Yesterday we had an important technical issue. After being unstable for one hour, the Echoz.ro platform crashed and was unavailable for few hours after.
This happened during an unusual (for us) traffic spike caused by an marketing article published on a well-known romanian blog. When the crash happened, the publisher was kind enough to un-publish the article thus allowing us to handle the issue without the extra burden caused by a constant stream of people complaining.
I wrote this article in order to explain why the problems appeared and to sincerely apologize. I know we missed a chance to make a good first impression to a lot of people who never heard about us.
We are bootstrapped, funded by personal income stream, so we don’t have a lot of resources available. We know the platform has some bugs. We consider them unimportant as they don’t affect the main functionalities of the platform, and we prefer to redirect the few resources we have in order to try to achieve a healthy business growth. However, yesterday we were caught unprepared. We didn’t give enough attention to the most important thing of all, the thing that makes all others irrelevant: the infrastructure. As I explained in the technical details part (bellow), this lack of attention to the infrastructure came and bite us in the ass.
I am sorry and I apologize for the problems we might caused.
However, I was very happy to receive an email notification, exactly during the downtime, in which a customer company was letting us know they just hired someone by our solution. I immediately let the affiliate know they won a 500 euros commission on this hire. In the middle of the chaos this let a big smile on my face. Regarding the current situation, we did a good job and will continue to do so.
Yesterday the platform was hosted on AWS (Amazon Web Services), on a small server instance. Actually, it was hosted on two small server instances, in order to provide redundancy (if one of them fails, the user will be redirected to the other one without even realizing) and load-balancing (if a lot of users use the platform in the same time, some of them will be redirected to one of the server instances, some on the other).

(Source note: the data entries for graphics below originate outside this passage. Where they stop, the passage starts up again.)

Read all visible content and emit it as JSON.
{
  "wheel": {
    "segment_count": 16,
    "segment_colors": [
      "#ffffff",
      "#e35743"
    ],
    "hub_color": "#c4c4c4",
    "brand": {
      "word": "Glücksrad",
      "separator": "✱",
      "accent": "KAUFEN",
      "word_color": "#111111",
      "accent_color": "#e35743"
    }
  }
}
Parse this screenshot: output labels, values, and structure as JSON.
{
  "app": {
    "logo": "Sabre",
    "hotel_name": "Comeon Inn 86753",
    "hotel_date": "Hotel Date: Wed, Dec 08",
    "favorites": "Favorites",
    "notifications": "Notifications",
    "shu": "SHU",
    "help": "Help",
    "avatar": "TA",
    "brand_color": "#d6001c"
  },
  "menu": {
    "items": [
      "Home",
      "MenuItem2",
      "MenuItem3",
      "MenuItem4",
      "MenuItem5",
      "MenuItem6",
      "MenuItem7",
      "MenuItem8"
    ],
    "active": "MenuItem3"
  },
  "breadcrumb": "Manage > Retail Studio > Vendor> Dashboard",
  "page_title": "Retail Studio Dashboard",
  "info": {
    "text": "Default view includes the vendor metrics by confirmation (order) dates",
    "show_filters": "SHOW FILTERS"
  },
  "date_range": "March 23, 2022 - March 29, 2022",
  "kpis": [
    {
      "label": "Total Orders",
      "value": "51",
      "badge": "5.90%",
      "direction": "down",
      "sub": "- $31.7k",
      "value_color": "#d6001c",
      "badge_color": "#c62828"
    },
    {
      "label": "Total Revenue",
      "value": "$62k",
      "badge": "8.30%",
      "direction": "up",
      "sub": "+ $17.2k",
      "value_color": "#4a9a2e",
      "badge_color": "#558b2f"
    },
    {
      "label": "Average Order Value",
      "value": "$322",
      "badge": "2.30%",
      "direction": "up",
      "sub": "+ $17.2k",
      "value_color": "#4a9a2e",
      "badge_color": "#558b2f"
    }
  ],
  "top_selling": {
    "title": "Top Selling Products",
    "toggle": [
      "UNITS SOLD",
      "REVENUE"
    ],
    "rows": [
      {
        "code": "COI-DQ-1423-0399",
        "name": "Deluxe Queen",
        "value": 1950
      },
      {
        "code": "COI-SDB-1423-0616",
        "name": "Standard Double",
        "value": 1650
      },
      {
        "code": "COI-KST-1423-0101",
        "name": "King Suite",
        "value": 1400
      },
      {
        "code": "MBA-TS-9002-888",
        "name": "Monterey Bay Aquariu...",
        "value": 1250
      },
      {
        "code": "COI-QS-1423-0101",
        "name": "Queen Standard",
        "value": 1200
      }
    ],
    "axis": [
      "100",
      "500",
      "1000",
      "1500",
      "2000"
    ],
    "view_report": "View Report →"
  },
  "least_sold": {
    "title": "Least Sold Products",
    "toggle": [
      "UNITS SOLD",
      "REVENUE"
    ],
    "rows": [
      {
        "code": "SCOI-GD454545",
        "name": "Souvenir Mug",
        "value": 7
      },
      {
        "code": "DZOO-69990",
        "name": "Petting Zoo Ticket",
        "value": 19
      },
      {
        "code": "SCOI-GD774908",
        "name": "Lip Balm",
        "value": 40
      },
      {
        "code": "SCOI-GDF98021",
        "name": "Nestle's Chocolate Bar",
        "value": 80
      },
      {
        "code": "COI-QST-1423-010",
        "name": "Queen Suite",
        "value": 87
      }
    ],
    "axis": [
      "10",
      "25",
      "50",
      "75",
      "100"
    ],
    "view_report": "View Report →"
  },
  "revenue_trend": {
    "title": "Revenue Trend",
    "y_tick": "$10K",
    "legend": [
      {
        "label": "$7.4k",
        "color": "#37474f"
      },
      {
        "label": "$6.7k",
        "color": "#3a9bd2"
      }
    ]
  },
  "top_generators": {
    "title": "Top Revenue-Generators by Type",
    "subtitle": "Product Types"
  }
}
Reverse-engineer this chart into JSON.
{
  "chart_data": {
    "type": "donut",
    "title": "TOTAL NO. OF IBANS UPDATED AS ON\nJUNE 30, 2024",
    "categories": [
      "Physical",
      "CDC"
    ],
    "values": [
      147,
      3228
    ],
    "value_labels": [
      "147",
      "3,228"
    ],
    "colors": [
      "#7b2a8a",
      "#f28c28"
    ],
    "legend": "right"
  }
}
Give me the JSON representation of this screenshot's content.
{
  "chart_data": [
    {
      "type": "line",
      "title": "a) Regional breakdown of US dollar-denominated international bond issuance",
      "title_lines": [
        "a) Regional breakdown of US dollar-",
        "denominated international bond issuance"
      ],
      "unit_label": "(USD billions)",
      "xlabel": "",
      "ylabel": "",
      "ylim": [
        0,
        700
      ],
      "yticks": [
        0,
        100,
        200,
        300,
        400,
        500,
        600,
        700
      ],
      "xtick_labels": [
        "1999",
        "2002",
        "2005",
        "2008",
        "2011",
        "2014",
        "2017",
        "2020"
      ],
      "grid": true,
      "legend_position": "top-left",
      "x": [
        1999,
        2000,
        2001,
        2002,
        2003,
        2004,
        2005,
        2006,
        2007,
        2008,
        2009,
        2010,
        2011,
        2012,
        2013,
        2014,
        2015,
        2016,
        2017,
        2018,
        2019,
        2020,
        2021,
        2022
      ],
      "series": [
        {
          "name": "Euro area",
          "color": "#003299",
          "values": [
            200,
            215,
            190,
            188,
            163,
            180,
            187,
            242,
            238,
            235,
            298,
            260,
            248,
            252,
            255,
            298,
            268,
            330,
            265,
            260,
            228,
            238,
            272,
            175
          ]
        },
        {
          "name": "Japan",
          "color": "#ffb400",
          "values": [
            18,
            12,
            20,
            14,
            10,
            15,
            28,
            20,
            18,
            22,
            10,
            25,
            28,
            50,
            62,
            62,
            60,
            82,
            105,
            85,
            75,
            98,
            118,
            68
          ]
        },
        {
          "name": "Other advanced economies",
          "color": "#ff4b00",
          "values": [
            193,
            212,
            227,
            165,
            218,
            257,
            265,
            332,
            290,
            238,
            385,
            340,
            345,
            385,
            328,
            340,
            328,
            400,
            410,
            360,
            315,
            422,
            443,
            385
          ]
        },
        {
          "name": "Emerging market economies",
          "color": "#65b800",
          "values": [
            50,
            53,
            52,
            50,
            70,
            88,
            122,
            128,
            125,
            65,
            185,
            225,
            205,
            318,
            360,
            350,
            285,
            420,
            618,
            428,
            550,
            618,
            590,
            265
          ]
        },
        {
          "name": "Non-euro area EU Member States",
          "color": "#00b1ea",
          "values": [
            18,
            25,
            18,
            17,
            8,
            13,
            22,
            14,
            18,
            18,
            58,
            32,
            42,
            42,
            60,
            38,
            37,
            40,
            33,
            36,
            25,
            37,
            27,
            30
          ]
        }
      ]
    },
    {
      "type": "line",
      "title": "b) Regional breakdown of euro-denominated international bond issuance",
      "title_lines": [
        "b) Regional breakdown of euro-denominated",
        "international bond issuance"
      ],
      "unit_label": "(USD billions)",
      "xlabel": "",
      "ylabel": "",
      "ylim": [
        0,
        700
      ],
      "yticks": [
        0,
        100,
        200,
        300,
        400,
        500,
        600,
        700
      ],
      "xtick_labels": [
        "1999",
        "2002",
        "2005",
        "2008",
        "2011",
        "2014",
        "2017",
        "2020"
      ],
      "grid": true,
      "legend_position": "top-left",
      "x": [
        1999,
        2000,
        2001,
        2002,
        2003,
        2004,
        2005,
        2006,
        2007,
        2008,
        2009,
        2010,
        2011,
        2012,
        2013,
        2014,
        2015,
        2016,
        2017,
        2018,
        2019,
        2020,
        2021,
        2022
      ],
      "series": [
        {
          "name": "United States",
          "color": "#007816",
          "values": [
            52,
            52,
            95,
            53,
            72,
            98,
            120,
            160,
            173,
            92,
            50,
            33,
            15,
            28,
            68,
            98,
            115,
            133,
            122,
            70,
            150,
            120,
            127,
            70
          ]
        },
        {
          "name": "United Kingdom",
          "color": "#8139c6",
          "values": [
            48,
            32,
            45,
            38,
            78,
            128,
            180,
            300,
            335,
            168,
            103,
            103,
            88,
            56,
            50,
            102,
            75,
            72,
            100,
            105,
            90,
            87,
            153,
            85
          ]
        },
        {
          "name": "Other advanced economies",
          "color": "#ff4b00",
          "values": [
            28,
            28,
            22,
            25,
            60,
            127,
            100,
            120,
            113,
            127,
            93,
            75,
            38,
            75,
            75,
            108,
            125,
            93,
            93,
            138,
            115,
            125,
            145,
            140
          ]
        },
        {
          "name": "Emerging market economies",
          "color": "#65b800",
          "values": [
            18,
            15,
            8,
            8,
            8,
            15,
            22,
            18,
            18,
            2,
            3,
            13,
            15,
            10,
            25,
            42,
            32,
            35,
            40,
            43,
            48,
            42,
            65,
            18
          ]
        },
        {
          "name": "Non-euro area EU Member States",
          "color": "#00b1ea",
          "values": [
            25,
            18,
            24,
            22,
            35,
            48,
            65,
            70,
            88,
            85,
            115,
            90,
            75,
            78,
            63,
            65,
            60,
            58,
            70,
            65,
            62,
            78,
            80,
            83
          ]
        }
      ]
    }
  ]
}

This server is also auto-scalable. What this means is, when a spike in traffic appears, some new instances are created to serve these requests. We (wrongfully) assumed that this means we’ll be able to cope with traffic spikes successfully. However, it seams that the way AWS handles this is to create new server instances, but the same size (power) as the original one. So our load-balancer was balancing at the peak time between four server instances with no enough computing power to handle the request.
In our opinion, this is useless in case of heavy unexpected traffic spikes. What we actually needed it was more computing power. We didn’t actually test heavy loads on traffic and, as you see, we come to regret it.
As an immediate measure, we increased the servers instances to large ones. We are also starting to do stress-tests on “similar to live” server in order to prevent future issues.